Tell us a bit about your role as Director at The Mill and how you got started.
I moved to London, which was the place to be in the 90s (still is). That is how I first came in contact with The Mill, working as a CG generalist in London.
Eventually, I moved to The Mill in NYC as a VFX supervisor, which allowed me to keep in touch with the world of film sets. After so many years in the computer, I craved more and more contact with the real camera.
Four or five years ago, I started directing through Mill+ full time, mostly animation projects or heavy VFX-related jobs, which are second nature to me. However, recently there has been more pure narrative work not necessarily attached to a big VFX script which I find new and exciting.
I guess the closest role to what I do at The Mill would be like a traditional director from a production company; I am much more intimate with the post-production process overall. I have a much closer connection with what we’re producing, from early concept, previz to shoot, production, finish and delivery. It also puts me in a privileged position to tackle complex VFX or pure animation jobs.
You recently directed the short film ‘The Cake’. Can you tell us the premise of the film and the inspiration behind it?
Making a film that touches, admittedly lightly, on women’s abuse is a difficult subject at best and I could give a very pretentious and profound reason to make ‘The Cake,’ but the truth is far more pedestrian; I thought that I needed to develop a short film in order to boost my shooting portfolio, work with actors, dialogue, different pace to a commercial, break a bit from the VFX world, etc.
Once we started writing (I co-wrote it with my wife), we thought that we might as well write about something worth raising awareness, but we had to keep a balance, and staying in the fictional world helped us to contain the story, and not let it blow out of proportion.
Overall, everything was very pragmatic and practical and we knew we had to keep it simple. It had to be small, manageable and ideally a story that didn’t depend on eye candy or fireworks. The goal was to get it done.
Were there any production realities that you had to accommodate?

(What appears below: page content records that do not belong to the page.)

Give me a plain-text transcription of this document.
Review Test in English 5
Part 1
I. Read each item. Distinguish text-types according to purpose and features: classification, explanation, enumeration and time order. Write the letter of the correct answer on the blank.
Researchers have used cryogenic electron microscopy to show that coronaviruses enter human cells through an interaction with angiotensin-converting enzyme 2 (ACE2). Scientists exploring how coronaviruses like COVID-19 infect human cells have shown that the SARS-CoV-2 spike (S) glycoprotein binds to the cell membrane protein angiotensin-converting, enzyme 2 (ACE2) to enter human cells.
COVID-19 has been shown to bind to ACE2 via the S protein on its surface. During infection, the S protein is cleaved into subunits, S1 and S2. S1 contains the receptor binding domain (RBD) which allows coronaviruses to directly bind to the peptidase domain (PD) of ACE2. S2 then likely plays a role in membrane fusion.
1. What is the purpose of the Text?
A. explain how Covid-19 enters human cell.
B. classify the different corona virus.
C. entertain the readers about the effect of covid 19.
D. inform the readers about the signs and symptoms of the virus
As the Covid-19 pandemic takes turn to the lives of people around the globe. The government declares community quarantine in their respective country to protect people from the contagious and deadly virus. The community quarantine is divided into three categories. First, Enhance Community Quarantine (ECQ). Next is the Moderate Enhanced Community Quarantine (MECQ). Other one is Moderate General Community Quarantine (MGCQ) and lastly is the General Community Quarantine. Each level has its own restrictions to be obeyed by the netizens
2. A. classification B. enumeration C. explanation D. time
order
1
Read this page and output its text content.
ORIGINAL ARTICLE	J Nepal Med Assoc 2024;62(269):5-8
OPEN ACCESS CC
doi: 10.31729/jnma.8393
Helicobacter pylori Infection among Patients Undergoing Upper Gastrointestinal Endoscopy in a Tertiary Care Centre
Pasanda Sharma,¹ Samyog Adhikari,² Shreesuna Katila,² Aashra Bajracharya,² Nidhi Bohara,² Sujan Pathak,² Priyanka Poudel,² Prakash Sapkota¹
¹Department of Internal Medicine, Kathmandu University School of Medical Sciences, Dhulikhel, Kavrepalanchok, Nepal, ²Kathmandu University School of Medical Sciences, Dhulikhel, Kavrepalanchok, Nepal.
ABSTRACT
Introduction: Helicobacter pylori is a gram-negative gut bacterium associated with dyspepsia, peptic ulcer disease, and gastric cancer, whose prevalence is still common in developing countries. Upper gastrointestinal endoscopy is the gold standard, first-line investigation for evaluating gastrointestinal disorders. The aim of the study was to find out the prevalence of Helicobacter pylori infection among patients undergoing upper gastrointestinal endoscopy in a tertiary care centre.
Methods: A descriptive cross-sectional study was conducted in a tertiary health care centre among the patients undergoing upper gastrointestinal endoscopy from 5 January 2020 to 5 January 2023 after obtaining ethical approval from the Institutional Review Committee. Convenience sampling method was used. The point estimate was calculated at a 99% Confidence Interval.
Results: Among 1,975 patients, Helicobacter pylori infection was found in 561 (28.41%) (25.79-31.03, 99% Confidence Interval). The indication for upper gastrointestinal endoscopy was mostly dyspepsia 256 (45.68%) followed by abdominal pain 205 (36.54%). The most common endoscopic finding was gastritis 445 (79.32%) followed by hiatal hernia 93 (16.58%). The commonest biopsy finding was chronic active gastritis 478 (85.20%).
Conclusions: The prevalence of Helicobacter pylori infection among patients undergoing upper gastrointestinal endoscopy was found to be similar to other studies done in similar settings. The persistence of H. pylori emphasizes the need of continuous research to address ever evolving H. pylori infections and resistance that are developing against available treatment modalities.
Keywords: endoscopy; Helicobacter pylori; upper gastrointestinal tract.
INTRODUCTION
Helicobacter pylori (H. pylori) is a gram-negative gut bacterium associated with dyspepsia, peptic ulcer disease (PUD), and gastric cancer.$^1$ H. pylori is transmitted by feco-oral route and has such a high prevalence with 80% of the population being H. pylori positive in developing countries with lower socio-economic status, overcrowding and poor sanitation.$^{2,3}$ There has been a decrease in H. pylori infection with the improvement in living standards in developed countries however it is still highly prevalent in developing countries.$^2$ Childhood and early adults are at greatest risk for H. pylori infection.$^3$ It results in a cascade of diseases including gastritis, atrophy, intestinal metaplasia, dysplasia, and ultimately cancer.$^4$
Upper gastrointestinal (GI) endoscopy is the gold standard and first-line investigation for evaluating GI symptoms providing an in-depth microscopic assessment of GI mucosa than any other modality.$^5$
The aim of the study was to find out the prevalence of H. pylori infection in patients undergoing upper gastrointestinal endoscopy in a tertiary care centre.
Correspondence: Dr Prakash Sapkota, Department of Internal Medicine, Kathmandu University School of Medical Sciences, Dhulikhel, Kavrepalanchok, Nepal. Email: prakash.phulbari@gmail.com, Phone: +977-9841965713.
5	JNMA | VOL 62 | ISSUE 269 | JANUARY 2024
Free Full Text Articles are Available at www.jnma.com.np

I really thought when Covid hit us the film was not going to get made. Maybe now, a year later, I would be able to entertain the idea of getting it going again, so last April, I decided to freeze the project.
During the summer, I went to visit family in Spain and as luck would have it, I found myself in a meeting in Barcelona catching up with the people at Vagabond who have been a production partner for The Mill for several years. In passing, I mentioned I had a short film that I had to park for obvious reasons.
Little I knew that I was at the right place at the right time. They were looking for a small project like that to do in the summer as they had a gap in production and it provided them an opportunity to test Covid protocols on set on a manageable project that didn’t really have a client, so they offered to produce it. I grabbed the opportunity with both hands and we went back to rewrite the story so it would make sense to happen in Barcelona while they got going with pre-production, recruiting crew, casting, etc. Suddenly it went from a distant possibility to a certain reality.
Are you satisfied with the reception of the film? It’s been selected in at least 6 film festivals which is amazing!
I’m blown away so far the film has had a great reception. I feel very proud of what we all have achieved. not only has it been selected at 6 international festivals so far, but considering it was her very first gig, the protagonist Stacey Williams has won best actress at the Golden Film Festival!
What’s inspiring you in 2021?
I have to admit that I’ve been bitten by the short film fictional format and I’d love to do more. I now realize how lucky you need to be and how many pieces need to fall in the right place in order to get something, no matter how small, off the ground.
In a more realistic and immediate future, I look forward to continuing work with our clients and applying some of the things I’ve learned through this process.